On balance the ACA was a step forward for a nation that had, before the law was passed, an even larger segment of its population dying unnecessarily after too-late diagnoses in emergency rooms, dying in the final stages of curable diseases for lack of health insurance. Millions more Americans are now covered, at affordable rates, and that’s a net gain for everybody previously unable to afford health care. It’s a problematic program with a lot of fucked up aspects to it, the insane complexities of its billing system high among them (as well as the millions still uncovered by the ACA), but the program was an undeniable step forward from what existed before.
Even people who hated Obama don’t want to see Obamacare abolished. Nobody but health insurance executives and wealthy psychopaths not affected by the program are in favor of reinstating the brutal “pre-existing condition” loophole that served only to further enrich health insurance companies. Personally, I now save thousands of dollars a year over the cost of my former privately purchased health insurance, and I’ve found good doctors who participate in the plan, That said, the motherfucker did look me directly in the face and lie to me, with great sincerity. A small lie in the service of a much greater good, I suppose. No need to go into some of his more deadly lies and omissions that really fucking irked me.
There are, of course, different categories of lying. Some are harmless enough, a need to constantly brag, to exaggerate one’s importance, for example. This kind of lying is used to push away the torments of low self-esteem, and, you know– what the fuck? You can take this sort of lying, what lawyers call “puffery”, with a grain of salt most of the time. Some lies are quite destructive, as we all have experienced. Why do people believe the habitual tellers of these kind of self-serving, damaging untruths? Love.
If you love the person telling the lie, not being upset by the lie goes down much easier. The lie is much easier to see as understandable, justifiable. He HAD to tell it that way, you see, looking at it from his point of view– he was sincerely ashamed about what actually happened, you can’t blame him. Or, it doesn’t matter, the guy is so good to me about everything else that his occasional lies, even things like the rare but undeniably shocking surprise bankruptcy days before the closing on our new home, for example, are acceptable.

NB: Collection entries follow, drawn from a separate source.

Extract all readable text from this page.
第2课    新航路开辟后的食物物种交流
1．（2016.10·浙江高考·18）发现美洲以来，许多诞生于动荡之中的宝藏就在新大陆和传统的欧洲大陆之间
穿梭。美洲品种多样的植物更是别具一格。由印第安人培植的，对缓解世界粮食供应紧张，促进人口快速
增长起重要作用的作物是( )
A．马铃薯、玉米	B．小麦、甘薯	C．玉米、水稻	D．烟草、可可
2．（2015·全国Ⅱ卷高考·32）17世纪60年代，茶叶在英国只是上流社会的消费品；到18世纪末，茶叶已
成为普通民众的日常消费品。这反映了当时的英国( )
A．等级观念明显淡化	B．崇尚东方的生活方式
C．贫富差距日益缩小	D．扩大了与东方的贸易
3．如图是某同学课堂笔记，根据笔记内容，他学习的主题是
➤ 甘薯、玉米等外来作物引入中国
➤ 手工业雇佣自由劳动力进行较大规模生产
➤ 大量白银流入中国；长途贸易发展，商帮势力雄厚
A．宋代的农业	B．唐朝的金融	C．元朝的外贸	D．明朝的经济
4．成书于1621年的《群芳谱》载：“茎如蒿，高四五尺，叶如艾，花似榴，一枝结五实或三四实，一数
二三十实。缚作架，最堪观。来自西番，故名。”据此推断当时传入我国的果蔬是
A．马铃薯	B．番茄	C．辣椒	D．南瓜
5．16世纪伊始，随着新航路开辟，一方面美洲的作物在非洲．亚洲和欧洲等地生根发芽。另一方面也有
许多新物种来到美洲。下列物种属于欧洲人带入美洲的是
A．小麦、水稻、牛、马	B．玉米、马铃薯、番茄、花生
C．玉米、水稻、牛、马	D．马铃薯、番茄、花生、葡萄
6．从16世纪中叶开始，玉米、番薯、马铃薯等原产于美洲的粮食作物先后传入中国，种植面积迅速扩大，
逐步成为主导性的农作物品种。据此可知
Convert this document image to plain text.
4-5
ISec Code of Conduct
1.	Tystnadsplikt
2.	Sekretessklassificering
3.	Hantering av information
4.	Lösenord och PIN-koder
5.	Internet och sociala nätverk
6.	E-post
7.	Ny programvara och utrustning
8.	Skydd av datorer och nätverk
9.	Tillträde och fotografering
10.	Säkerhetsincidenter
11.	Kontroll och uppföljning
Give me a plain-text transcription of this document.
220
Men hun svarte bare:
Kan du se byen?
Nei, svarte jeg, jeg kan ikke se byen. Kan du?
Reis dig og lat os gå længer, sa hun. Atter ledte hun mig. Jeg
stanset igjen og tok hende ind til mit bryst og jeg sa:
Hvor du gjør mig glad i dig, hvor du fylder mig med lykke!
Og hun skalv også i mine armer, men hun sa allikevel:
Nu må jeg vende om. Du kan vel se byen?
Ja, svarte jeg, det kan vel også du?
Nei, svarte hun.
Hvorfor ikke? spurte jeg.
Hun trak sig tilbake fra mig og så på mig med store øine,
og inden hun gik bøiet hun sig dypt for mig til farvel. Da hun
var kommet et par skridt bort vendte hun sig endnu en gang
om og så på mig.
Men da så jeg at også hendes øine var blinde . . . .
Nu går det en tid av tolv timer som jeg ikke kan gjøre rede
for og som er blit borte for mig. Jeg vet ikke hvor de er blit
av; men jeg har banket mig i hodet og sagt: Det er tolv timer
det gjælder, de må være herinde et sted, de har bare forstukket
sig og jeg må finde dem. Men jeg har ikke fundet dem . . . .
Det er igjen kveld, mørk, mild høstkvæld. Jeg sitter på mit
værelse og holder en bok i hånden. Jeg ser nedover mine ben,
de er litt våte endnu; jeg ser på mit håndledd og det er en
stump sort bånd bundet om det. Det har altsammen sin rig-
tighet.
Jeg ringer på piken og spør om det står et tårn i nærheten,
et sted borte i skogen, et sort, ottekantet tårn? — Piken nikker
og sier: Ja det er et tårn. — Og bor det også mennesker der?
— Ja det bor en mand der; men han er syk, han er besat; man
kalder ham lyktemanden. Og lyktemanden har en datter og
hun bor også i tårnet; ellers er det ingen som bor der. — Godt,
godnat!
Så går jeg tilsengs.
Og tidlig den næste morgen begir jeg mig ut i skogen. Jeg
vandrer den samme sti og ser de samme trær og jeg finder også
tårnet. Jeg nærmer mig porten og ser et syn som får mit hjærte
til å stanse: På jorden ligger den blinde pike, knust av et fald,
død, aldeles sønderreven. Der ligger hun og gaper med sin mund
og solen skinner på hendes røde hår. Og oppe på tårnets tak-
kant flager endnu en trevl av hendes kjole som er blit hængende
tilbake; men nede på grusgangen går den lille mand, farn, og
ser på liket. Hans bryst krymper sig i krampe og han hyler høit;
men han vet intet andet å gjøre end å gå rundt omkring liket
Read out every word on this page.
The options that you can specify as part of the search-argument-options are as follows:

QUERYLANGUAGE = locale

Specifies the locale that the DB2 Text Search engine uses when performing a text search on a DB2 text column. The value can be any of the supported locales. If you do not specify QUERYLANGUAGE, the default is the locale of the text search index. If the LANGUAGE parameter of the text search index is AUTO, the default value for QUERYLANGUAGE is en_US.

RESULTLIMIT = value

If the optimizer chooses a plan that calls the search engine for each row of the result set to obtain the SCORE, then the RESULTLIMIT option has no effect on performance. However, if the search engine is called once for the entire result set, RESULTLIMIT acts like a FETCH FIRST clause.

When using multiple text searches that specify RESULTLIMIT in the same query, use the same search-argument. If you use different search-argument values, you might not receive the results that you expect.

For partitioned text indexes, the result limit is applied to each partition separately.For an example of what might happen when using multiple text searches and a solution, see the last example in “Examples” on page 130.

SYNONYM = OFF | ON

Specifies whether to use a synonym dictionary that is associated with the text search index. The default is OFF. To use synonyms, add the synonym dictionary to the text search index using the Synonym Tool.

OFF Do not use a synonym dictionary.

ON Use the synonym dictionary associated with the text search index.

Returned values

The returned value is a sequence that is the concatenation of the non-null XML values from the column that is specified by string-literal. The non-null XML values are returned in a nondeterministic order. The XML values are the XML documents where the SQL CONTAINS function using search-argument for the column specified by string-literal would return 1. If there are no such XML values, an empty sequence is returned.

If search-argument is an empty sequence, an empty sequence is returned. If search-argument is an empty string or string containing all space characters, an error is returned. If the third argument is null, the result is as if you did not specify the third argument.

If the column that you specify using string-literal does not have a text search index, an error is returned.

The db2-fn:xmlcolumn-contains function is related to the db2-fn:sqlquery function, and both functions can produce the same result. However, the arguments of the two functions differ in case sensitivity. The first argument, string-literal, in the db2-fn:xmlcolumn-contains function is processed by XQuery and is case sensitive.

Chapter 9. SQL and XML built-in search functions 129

The downside I can’t find a way to overlook is the necessary complicity of those who accept the liar’s need to lie. This requires supporting the liar’s right to lie without consequences, to lie yourself to cover the lies of the loved one. It includes the forced complicity of everyone who knows the secret stories that must never be revealed.
The lie of the loved one needs to stand, and so does the need to talk around it, to dance, to contort the conversation in such a way that the lie is no longer central to what you are talking about. In a pinch, just get angry as hell when someone keeps harping on some relatively harmless untruth they are so relentless about exposing. Smash-mouth offense is the best defense in such situations, especially when people keep bringing up ancient history.
For me, the challenge is to be truthful and fair, to the extent any of us can be, without being combative about it. It is a challenge I am wrestling with in the clear, stinging light of 2020.